Peut-on
parler d'éclectisme en danse
? Est-ce qu'on rencontre différents
genres de danses (contemporain, classique,
jazz, arts martiaux
) ? Et pour
les musiques, est-ce qu'on mélange
les styles ? Et pour finir, quelle
est la place réservée
aux femmes ?
Depuis cinq, six ans, il y a un mélange,
il y a ceux qui veulent et il y a
ceux qui ne veulent pas évidemment,
donc ce mélange de danses,
en passant par la danse indienne,
la danse traditionnelle, la danse
contemporaine aussi, la capoeira et
les arts martiaux. Il y avait un danseur
qui faisait du Mun cha ku-hip hop,
ou encore claquettes, step, enfin
tout est possible. Tout ce qui est
art populaire, ils cherchent partout,
danse classique, puis tout ce qui
à côté ne se mélangent
pas. Au niveau musical, ils utilisent
tout, c'est-à-dire, dans la
création comme fait Franck,
la musique classique, variétés
: Dalida, Piaf, Brel (un solo sur
"Au suivant" de Sébastien
Le François), puis le vieux
jazz, puis aussi musique traditionnelle
arabe, corse.. Tout ça c'est
vrai. Ça donne parfois des
choses très naïves, parce
qu'ils prennent le Boléro de
Ravel, encore une fois, des trucs
classicos, classicos.
En ce qui concerne la mixité
sociale, ça c'est plus difficile,
même s'il y a de plus en plus
de ''bourgeois'' - on dit ça
pour aller vite - qui passent par
le conservatoire. Certains conservatoires
de région donnent des cours
de Hip Hop, et là ça
devient le cours classique de Hip
Hop, ce n'est plus dans la transmission
de l'impro, mais dans la transmission
des codes, des cours, des codes comme
en danse contemporaine, classique,
et là il y a essentiellement
des filles.
Mais pour ce qui est de la mixité
filles-garçons dans le milieu
Hip Hop, elle existe aussi quand même,
mais la plupart du temps, des filles
qui viennent de danse contemporaine
ou classique et craquent et viennent
voir du côté du Hip Hop,
il y a une sorte d'attirance ponctuelle.
Et puis, il y a de plus en plus de
compagnies de femmes, notamment Boogie
SaÏ qui vient de fêter
ses dix ans.
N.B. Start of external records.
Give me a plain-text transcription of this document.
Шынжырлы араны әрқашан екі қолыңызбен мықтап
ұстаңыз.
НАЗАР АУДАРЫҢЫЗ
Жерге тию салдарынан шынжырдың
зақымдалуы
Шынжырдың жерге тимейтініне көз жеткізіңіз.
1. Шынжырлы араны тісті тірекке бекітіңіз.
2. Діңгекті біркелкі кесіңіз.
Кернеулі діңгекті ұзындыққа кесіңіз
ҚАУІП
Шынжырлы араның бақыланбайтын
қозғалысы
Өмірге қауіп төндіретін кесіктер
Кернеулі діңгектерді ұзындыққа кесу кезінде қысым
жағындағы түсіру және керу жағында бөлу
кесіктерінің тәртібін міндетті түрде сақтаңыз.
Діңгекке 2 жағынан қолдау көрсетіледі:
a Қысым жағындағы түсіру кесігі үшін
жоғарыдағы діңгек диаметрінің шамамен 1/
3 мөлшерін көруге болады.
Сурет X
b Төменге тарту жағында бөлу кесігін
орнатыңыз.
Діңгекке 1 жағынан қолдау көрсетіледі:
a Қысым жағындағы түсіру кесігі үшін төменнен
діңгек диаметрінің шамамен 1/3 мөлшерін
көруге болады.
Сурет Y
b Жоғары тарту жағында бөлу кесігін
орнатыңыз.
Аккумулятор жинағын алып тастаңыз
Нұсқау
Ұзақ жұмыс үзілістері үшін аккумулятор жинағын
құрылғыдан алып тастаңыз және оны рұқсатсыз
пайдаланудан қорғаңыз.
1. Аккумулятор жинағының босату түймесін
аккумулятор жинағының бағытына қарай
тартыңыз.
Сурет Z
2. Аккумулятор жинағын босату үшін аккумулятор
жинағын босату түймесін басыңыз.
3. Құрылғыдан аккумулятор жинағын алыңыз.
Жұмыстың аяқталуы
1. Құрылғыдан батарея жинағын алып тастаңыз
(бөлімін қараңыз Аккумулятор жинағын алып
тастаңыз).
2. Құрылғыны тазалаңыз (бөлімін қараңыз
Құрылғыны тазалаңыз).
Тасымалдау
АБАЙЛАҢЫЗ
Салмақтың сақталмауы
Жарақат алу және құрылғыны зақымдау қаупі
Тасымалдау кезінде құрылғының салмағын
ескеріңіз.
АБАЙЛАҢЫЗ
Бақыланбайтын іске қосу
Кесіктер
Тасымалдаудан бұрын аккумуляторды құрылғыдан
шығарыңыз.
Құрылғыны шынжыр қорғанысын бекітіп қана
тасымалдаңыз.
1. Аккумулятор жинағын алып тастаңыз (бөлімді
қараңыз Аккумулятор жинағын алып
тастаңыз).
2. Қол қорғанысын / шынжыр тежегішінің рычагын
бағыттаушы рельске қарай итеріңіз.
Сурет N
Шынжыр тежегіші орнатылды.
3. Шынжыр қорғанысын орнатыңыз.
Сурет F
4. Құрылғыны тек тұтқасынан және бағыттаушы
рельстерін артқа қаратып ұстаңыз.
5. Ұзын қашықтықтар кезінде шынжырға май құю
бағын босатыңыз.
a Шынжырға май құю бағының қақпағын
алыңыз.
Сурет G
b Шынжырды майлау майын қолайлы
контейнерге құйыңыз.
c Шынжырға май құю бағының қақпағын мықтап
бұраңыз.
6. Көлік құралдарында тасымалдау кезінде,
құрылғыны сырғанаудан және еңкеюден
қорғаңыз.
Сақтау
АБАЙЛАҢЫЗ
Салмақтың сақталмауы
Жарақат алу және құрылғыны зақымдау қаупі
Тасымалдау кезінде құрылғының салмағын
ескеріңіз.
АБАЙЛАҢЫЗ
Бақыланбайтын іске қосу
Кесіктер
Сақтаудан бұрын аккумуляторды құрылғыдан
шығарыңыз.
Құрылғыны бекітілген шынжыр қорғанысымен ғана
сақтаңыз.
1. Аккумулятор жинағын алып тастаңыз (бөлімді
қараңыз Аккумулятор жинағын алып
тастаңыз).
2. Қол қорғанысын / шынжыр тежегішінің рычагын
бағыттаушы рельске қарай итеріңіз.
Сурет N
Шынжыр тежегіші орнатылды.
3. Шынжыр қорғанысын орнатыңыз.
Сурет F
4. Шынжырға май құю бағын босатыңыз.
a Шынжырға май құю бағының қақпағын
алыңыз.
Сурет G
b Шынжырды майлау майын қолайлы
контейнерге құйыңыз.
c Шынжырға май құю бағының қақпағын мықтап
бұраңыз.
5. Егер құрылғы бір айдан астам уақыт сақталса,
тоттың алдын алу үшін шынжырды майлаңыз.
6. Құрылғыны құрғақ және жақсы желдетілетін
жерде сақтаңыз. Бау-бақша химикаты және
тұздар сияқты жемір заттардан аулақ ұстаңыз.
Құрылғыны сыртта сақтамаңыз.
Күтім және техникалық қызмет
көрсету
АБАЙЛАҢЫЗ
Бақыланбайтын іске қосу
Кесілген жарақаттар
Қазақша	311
Mais Max-Laure étant
haïtienne, je pense qu'il ne
devait pas y avoir les interdits qu'il
y a dans la communauté musulmane,
donc elle a pu monter quelque chose,
se battre pour exister. Sinon, il
y a tout ce côté-là
où t'as pas le droit de montrer
ton corps, il y a le grand frère
qui est là, de moins en moins,
parce que ça bouge quand même
et que les générations
se bougent. Il y a des femmes, mais
elles passent plus facilement par
le théâtre, tout ce qui
est expression est mieux accepté.
Et il y a la question quand même,
au départ, que tout ce qui
est physique, acrobatique, tout le
sol, donc il faut qu'elles trouvent
une place, et très vite. Il
y a des comparaisons, malheureusement,
donc il faut trouver d'autres moyens
de montrer sa danse. Tout ça,
ça fait que c'est très
difficile, entre le côté
sexiste, social difficile et l'expression
artistique qui ne favorisent pas l'expression
féminine. Ce qui est beau,
c'est quand les garçons ouvrent
et essaient de créer des duos
sur le contact et là c'est
vachement beau.
Tout
à l'heure nous parlions du
clivage rue - institution, comment
ça se passe concrètement,
comment est-ce que c'est vécu
par les compagnies ? Y a-t-il rupture
quand on commence à faire de
l'institutionnel et qu'on abandonne
la rue ? Est qu'ils arrivent à
jongler sinon entre les deux ?
Ils essaient, mais d'abord quand ils
passent professionnels et que ça
marche, il y a beaucoup de boulot,
beaucoup de contrats, même si
ce n'est pas seulement de la création,
c'est aussi de la formation. C'est
une question complexe, parce qu'ils
ont besoin de bouffer aussi, c'est
pas marchand comme la musique, c'est-à-dire
qu'ils sont payés ce qu'ils
sont payés, ils ne vont pas
faire des fortunes, c'est un salaire
décent. Donc, par rapport à
l'institution ils n'ont pas l'impression
d'être des vendus. Par contre,
par rapport à l'artistique,
c'est-à-dire ce que tu montres,
ce que tu crées, est-ce que
c'est une réponse à
la demande de l'institution ? Parce
que l'institution demande à
ce que ce soit sur des plateaux, donc
il faut changer la forme, il y a une
attente du public, on ne peut pas
faire du défi, sinon les gens
ne verraient rien ! Et aussi quel
est l'enjeu politique ? Le côté
subversif n'y est plus, la grande
question en France - le budget culturel
étant assez important - est
de savoir si on peut être subversif
en étant à l'intérieur.
En Allemagne, ce que disait Storm,
c'était qu'ils ne sont pas
programmés dans les théâtres,
la question ne se pose pas, donc ils
sont dans la rue, et c'est pour ça
qu'il y a énormément
de battles là-bas. Et ce n'est
pas pour rien qu'il y en a très
peu en France, c'est parce qu'il y
a d'autres espaces privilégiés
en France via le Ministère.
Les institutions en France sont-elles
prêtes à voir le Hip
Hop rentrer dans ses rangs ? Quel
est l'enjeu ? Est-il politique, artistique
?
Oui,
maintenant il y a un enjeu essentiellement
artistique, c'est-à-dire renouveler
la danse. C'était un truc très
clair, renouveler le public c'était
un filon quand même, mais sans
trop déranger non plus. C'est
pour ça que c'est bien cadré
et que, du coup, c'est un enjeu politique.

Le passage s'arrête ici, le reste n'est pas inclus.